More than 150 people started the process of clearing their records Saturday.

GRAND RAPIDS, Mich. — Last year, Michigan lawmakers signed Clean Slate into law. While some of the legislation took effect in April of 2021, the full breadth of the expungement law won't be in effect until 2022.

Clean Slate is all about expungement, which is wiping records clean of convictions after a certain amount of time has passed since the punishment was served. But getting that expungement processed can be a hassle, especially nailing down a court date.

That's why Legal Aid of West Michigan co-hosted an expungement fair Saturday morning. Volunteer attorneys helped more than 150 people with convictions take the first step towards a renewed freedom.

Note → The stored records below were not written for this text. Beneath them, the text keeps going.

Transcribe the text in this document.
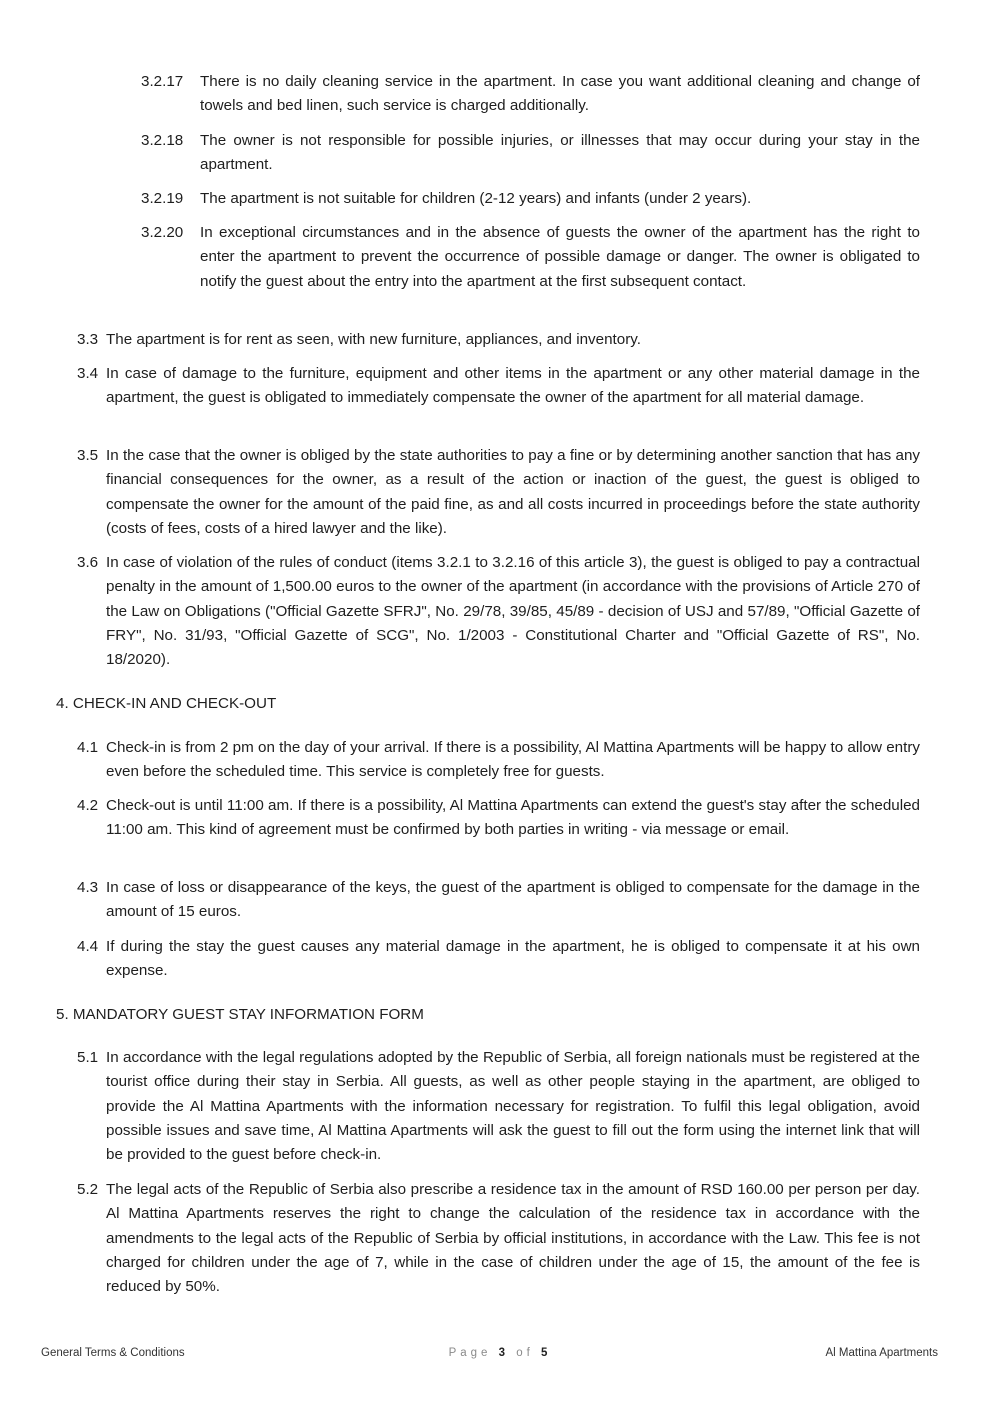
3.2.17 There is no daily cleaning service in the apartment. In case you want additional cleaning and change of towels and bed linen, such service is charged additionally.
3.2.18 The owner is not responsible for possible injuries, or illnesses that may occur during your stay in the apartment.
3.2.19 The apartment is not suitable for children (2-12 years) and infants (under 2 years).
3.2.20 In exceptional circumstances and in the absence of guests the owner of the apartment has the right to enter the apartment to prevent the occurrence of possible damage or danger. The owner is obligated to notify the guest about the entry into the apartment at the first subsequent contact.
3.3 The apartment is for rent as seen, with new furniture, appliances, and inventory.
3.4 In case of damage to the furniture, equipment and other items in the apartment or any other material damage in the apartment, the guest is obligated to immediately compensate the owner of the apartment for all material damage.
3.5 In the case that the owner is obliged by the state authorities to pay a fine or by determining another sanction that has any financial consequences for the owner, as a result of the action or inaction of the guest, the guest is obliged to compensate the owner for the amount of the paid fine, as and all costs incurred in proceedings before the state authority (costs of fees, costs of a hired lawyer and the like).
3.6 In case of violation of the rules of conduct (items 3.2.1 to 3.2.16 of this article 3), the guest is obliged to pay a contractual penalty in the amount of 1,500.00 euros to the owner of the apartment (in accordance with the provisions of Article 270 of the Law on Obligations ("Official Gazette SFRJ", No. 29/78, 39/85, 45/89 - decision of USJ and 57/89, "Official Gazette of FRY", No. 31/93, "Official Gazette of SCG", No. 1/2003 - Constitutional Charter and "Official Gazette of RS", No. 18/2020).
4. CHECK-IN AND CHECK-OUT
4.1 Check-in is from 2 pm on the day of your arrival. If there is a possibility, Al Mattina Apartments will be happy to allow entry even before the scheduled time. This service is completely free for guests.
4.2 Check-out is until 11:00 am. If there is a possibility, Al Mattina Apartments can extend the guest's stay after the scheduled 11:00 am. This kind of agreement must be confirmed by both parties in writing - via message or email.
4.3 In case of loss or disappearance of the keys, the guest of the apartment is obliged to compensate for the damage in the amount of 15 euros.
4.4 If during the stay the guest causes any material damage in the apartment, he is obliged to compensate it at his own expense.
5. MANDATORY GUEST STAY INFORMATION FORM
5.1 In accordance with the legal regulations adopted by the Republic of Serbia, all foreign nationals must be registered at the tourist office during their stay in Serbia. All guests, as well as other people staying in the apartment, are obliged to provide the Al Mattina Apartments with the information necessary for registration. To fulfil this legal obligation, avoid possible issues and save time, Al Mattina Apartments will ask the guest to fill out the form using the internet link that will be provided to the guest before check-in.
5.2 The legal acts of the Republic of Serbia also prescribe a residence tax in the amount of RSD 160.00 per person per day. Al Mattina Apartments reserves the right to change the calculation of the residence tax in accordance with the amendments to the legal acts of the Republic of Serbia by official institutions, in accordance with the Law. This fee is not charged for children under the age of 7, while in the case of children under the age of 15, the amount of the fee is reduced by 50%.
General Terms & Conditions	Page 3 of 5	Al Mattina Apartments
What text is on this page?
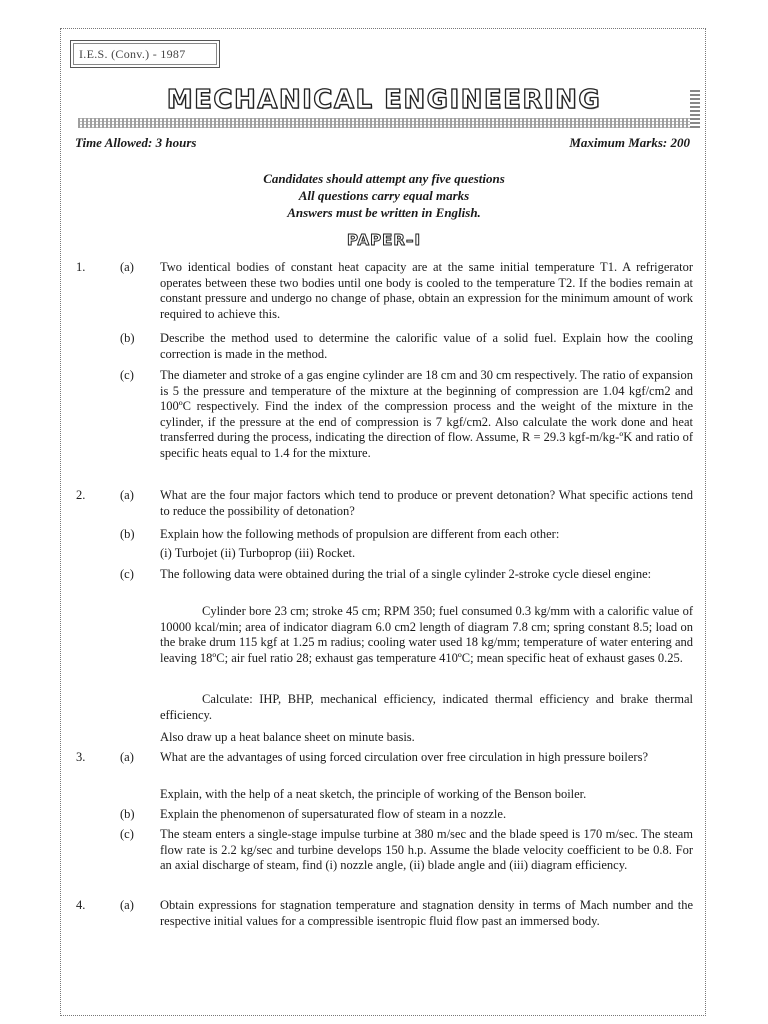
I.E.S. (Conv.) - 1987
MECHANICAL ENGINEERING
Time Allowed: 3 hours	Maximum Marks: 200
Candidates should attempt any five questions
All questions carry equal marks
Answers must be written in English.
PAPER–I
1.	(a) Two identical bodies of constant heat capacity are at the same initial temperature T1. A refrigerator operates between these two bodies until one body is cooled to the temperature T2. If the bodies remain at constant pressure and undergo no change of phase, obtain an expression for the minimum amount of work required to achieve this.
(b) Describe the method used to determine the calorific value of a solid fuel. Explain how the cooling correction is made in the method.
(c) The diameter and stroke of a gas engine cylinder are 18 cm and 30 cm respectively. The ratio of expansion is 5 the pressure and temperature of the mixture at the beginning of compression are 1.04 kgf/cm2 and 100ºC respectively. Find the index of the compression process and the weight of the mixture in the cylinder, if the pressure at the end of compression is 7 kgf/cm2. Also calculate the work done and heat transferred during the process, indicating the direction of flow. Assume, R = 29.3 kgf-m/kg-ºK and ratio of specific heats equal to 1.4 for the mixture.
2.	(a) What are the four major factors which tend to produce or prevent detonation? What specific actions tend to reduce the possibility of detonation?
(b) Explain how the following methods of propulsion are different from each other:
(i) Turbojet (ii) Turboprop (iii) Rocket.
(c) The following data were obtained during the trial of a single cylinder 2-stroke cycle diesel engine:
Cylinder bore 23 cm; stroke 45 cm; RPM 350; fuel consumed 0.3 kg/mm with a calorific value of 10000 kcal/min; area of indicator diagram 6.0 cm2 length of diagram 7.8 cm; spring constant 8.5; load on the brake drum 115 kgf at 1.25 m radius; cooling water used 18 kg/mm; temperature of water entering and leaving 18ºC; air fuel ratio 28; exhaust gas temperature 410ºC; mean specific heat of exhaust gases 0.25.
Calculate: IHP, BHP, mechanical efficiency, indicated thermal efficiency and brake thermal efficiency.
Also draw up a heat balance sheet on minute basis.
3.	(a) What are the advantages of using forced circulation over free circulation in high pressure boilers?
Explain, with the help of a neat sketch, the principle of working of the Benson boiler.
(b) Explain the phenomenon of supersaturated flow of steam in a nozzle.
(c) The steam enters a single-stage impulse turbine at 380 m/sec and the blade speed is 170 m/sec. The steam flow rate is 2.2 kg/sec and turbine develops 150 h.p. Assume the blade velocity coefficient to be 0.8. For an axial discharge of steam, find (i) nozzle angle, (ii) blade angle and (iii) diagram efficiency.
4.	(a) Obtain expressions for stagnation temperature and stagnation density in terms of Mach number and the respective initial values for a compressible isentropic fluid flow past an immersed body.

A conviction on someone's record can limit their access to housing, work, loans and other resources.

"It's really hard to feel like it's justice being served when you've done everything that you can do," said Anthony Chambers, "and then you're still treated like this for past mistakes."

Chambers has a domestic violence charge from 2012 on his record. He said it was started from a misunderstanding and got blown out of proportion. Nearly a decade later, he hasn't been able to live in the area he wants to raise his kids in due to his record.

By the time Clean Slate is fully in effect, expungements will be automatic for eligible misdemeanors after seven years, and eligible non-assaultive felonies after 10 years. That won't happen until 2023, so for now, expungement fairs are starting the process for hundreds across the state.

“Individual after individual after individual in their communities," said Steve Grumm with Legal Aid West Michigan. "More people with good stable jobs in good stable housing means healthier, more prosperous communities.”

Chuck Burpee, one of the volunteering attorneys, called pro bono expungement work the most rewarding thing he's done across 40 years practicing law. He recounted working with a grandmother who couldn't get a mortgage due to two 20-year-old shoplifting charges. When he told her those could be removed, she cried tears of joy.

"It’s good for everybody," Burpee said. "It broadens the pool of applicants for businesses, it improves their access to talent and it enables the individuals to participate in that process as well.”

Though there aren't more expungement fairs scheduled yet, Legal Aid of West Michigan does offer support services, and can connect those with expungable records to attorneys that can help.